The problem is that “all the money is being ripped into the pockets of Google, which is the largest corporation in the world or Facebook, which is growing to that level, and they’re making profits — net profits — of 30% margins. You know, if CBS makes a profit of 10%, they’re cheering. The economists say, ‘Wait a second. If there’s a business where the net profit is 30%, that should in the real world attract all sorts of new capital to get into that business.’ ... But nobody’s got into it, because everybody says, ‘Are you crazy, you want me to go up against Google?’”

“Up until the Reagan administration,” Taplin said, “if somebody had 88% market share — like Google has in the search business — they would be prosecuted as a monopoly. If somebody had 75% market share like Amazon has in the book business, they would be prosecuted as a monopoly.” He explained,

At some point, a company gets so big that the only remedy is for the government to break them up. So the example is obviously if data is the new oil, go back to the last time there was an oil monopoly, in 1906, and Teddy Roosevelt said, “Look, this guy Rockefeller’s crushing everybody. There’s no way the market is going to fix this situation. We have to step in and break this up.” So let’s be clear. All of these three businesses that I’m talking about — Facebook, Google, and Amazon — were built by acquisition. ... Google bought AdMob, then Google bought DoubleClick ... YouTube, and they made an advertising-supported business. Facebook bought Instagram, Facebook bought WhatsApp, Facebook bought Messenger, they made a social media mega-business that controls 75% of all mobile social traffic. Amazon bought Zappos, bought Alexa, bought Twitch — bought 50 companies.

“The problem is that both Republicans and Democrats bought into this theory that Robert Bork put forth in 1978 which was the only thing that mattered was consumer prices,” Taplin said. “So in the theory of Robert Bork, if Amazon ended up being the only retailer in the whole country, and had put everybody else out of business — which if you read the newspapers, you know, Sears is about to go under, Kmart’s about, you know they’re working on that — if they were that way and they could keep the prices going down, that would be fine.”

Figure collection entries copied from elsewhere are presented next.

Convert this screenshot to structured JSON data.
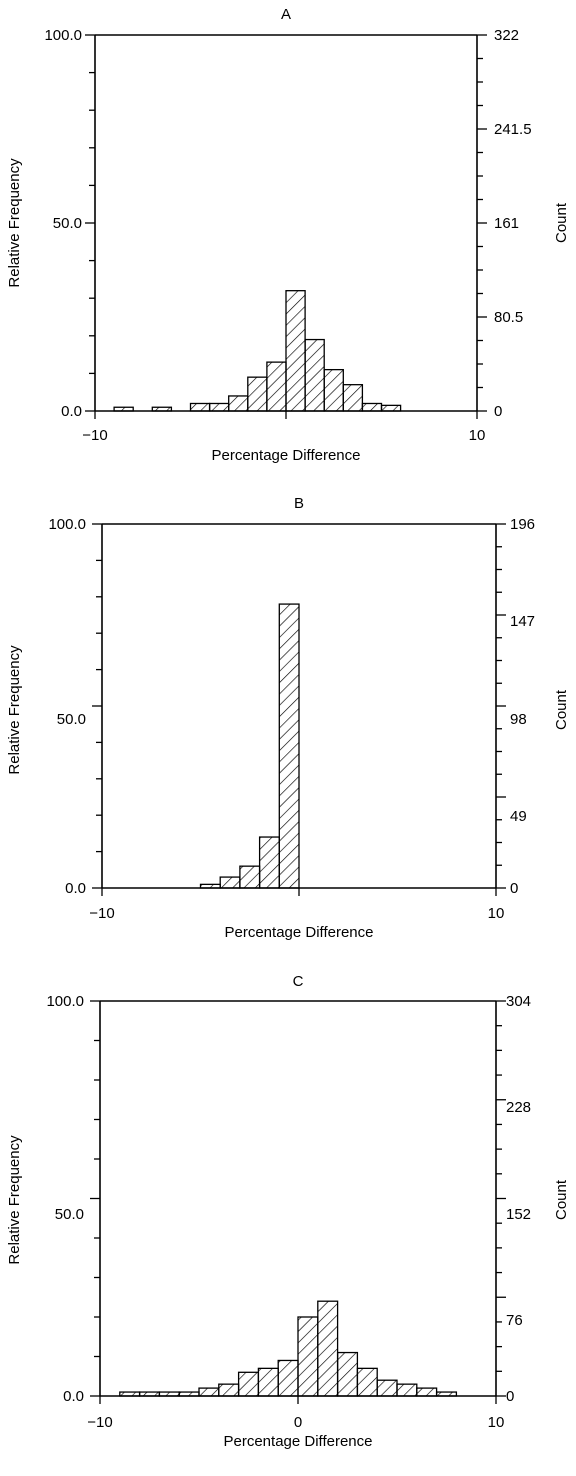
{
  "chart_data": [
    {
      "type": "bar",
      "title": "A",
      "xlabel": "Percentage Difference",
      "ylabel": "Relative Frequency",
      "y2label": "Count",
      "xlim": [
        -10,
        10
      ],
      "ylim": [
        0,
        100
      ],
      "x_ticks": [
        "−10",
        "0",
        "10"
      ],
      "y_ticks": [
        "0.0",
        "50.0",
        "100.0"
      ],
      "y2_ticks": [
        "0",
        "80.5",
        "161",
        "241.5",
        "322"
      ],
      "bin_width": 1,
      "bins": [
        {
          "x": -9,
          "value": 1
        },
        {
          "x": -8,
          "value": 0
        },
        {
          "x": -7,
          "value": 1
        },
        {
          "x": -5,
          "value": 2
        },
        {
          "x": -4,
          "value": 2
        },
        {
          "x": -3,
          "value": 4
        },
        {
          "x": -2,
          "value": 9
        },
        {
          "x": -1,
          "value": 13
        },
        {
          "x": 0,
          "value": 32
        },
        {
          "x": 1,
          "value": 19
        },
        {
          "x": 2,
          "value": 11
        },
        {
          "x": 3,
          "value": 7
        },
        {
          "x": 4,
          "value": 2
        },
        {
          "x": 5,
          "value": 1.5
        }
      ]
    },
    {
      "type": "bar",
      "title": "B",
      "xlabel": "Percentage Difference",
      "ylabel": "Relative Frequency",
      "y2label": "Count",
      "xlim": [
        -10,
        10
      ],
      "ylim": [
        0,
        100
      ],
      "x_ticks": [
        "−10",
        "0",
        "10"
      ],
      "y_ticks": [
        "0.0",
        "50.0",
        "100.0"
      ],
      "y2_ticks": [
        "0",
        "49",
        "98",
        "147",
        "196"
      ],
      "bin_width": 1,
      "bins": [
        {
          "x": -5,
          "value": 1
        },
        {
          "x": -4,
          "value": 3
        },
        {
          "x": -3,
          "value": 6
        },
        {
          "x": -2,
          "value": 14
        },
        {
          "x": -1,
          "value": 78
        }
      ]
    },
    {
      "type": "bar",
      "title": "C",
      "xlabel": "Percentage Difference",
      "ylabel": "Relative Frequency",
      "y2label": "Count",
      "xlim": [
        -10,
        10
      ],
      "ylim": [
        0,
        100
      ],
      "x_ticks": [
        "−10",
        "0",
        "10"
      ],
      "y_ticks": [
        "0.0",
        "50.0",
        "100.0"
      ],
      "y2_ticks": [
        "0",
        "76",
        "152",
        "228",
        "304"
      ],
      "bin_width": 1,
      "bins": [
        {
          "x": -9,
          "value": 1
        },
        {
          "x": -8,
          "value": 1
        },
        {
          "x": -7,
          "value": 1
        },
        {
          "x": -6,
          "value": 1
        },
        {
          "x": -5,
          "value": 2
        },
        {
          "x": -4,
          "value": 3
        },
        {
          "x": -3,
          "value": 6
        },
        {
          "x": -2,
          "value": 7
        },
        {
          "x": -1,
          "value": 9
        },
        {
          "x": 0,
          "value": 20
        },
        {
          "x": 1,
          "value": 24
        },
        {
          "x": 2,
          "value": 11
        },
        {
          "x": 3,
          "value": 7
        },
        {
          "x": 4,
          "value": 4
        },
        {
          "x": 5,
          "value": 3
        },
        {
          "x": 6,
          "value": 2
        },
        {
          "x": 7,
          "value": 1
        },
        {
          "x": 8,
          "value": 0
        }
      ]
    }
  ]
}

Toobin asked if there would “be some consumer rebellion against breaking” up the Big Three, a point to which Taplin replied that if Google has become what economists call a natural monopoly, i.e. a utility, the government could follow the example of what happened to AT&T. “So what did the government do in return for allowing AT&T to be a monopoly?” he asked.

“They said, you have to have your R&D subsidiary, called Bell Labs, license every patent you own for free to any American company. So what happened? So Bell Labs is, as most of you know, invented the transistor, the microprocessor, the satellite, the solar cell, the laser, you know, pretty much the entire panoply of the digital age came out of Bell Labs. And so, they had to license all those patents and so that created Fairchild Semiconductor, that created Intel, that created Texas Instruments, that created Motorola, that created hundreds of companies.

“And by the way, a lot of the Bell Labs scientists went and set up their own companies. ... Maybe we just have to say to Google, ‘Okay, you have to license all your patents: your autonomous car patents, your advertising patents, your search patents, all of this to anyone who wants them for free, and in return you can keep your semi-unregulated monopoly.’ ... But in the end of the day, for the point of view of the creative class, I’m saying that what’s really necessary is to figure out some way that the people who are making all the money from advertising will share more of it with the creators.”

Consumers have “agreed to give up a lot of control in return for convenience,” Taplin said. “But the thing we don’t realize is we’ve also given up, we’ve surrendered gigantic amounts of data, right? I talk about these businesses as surveillance capitalism. Basically that’s all they care about. They don’t care about content at all.”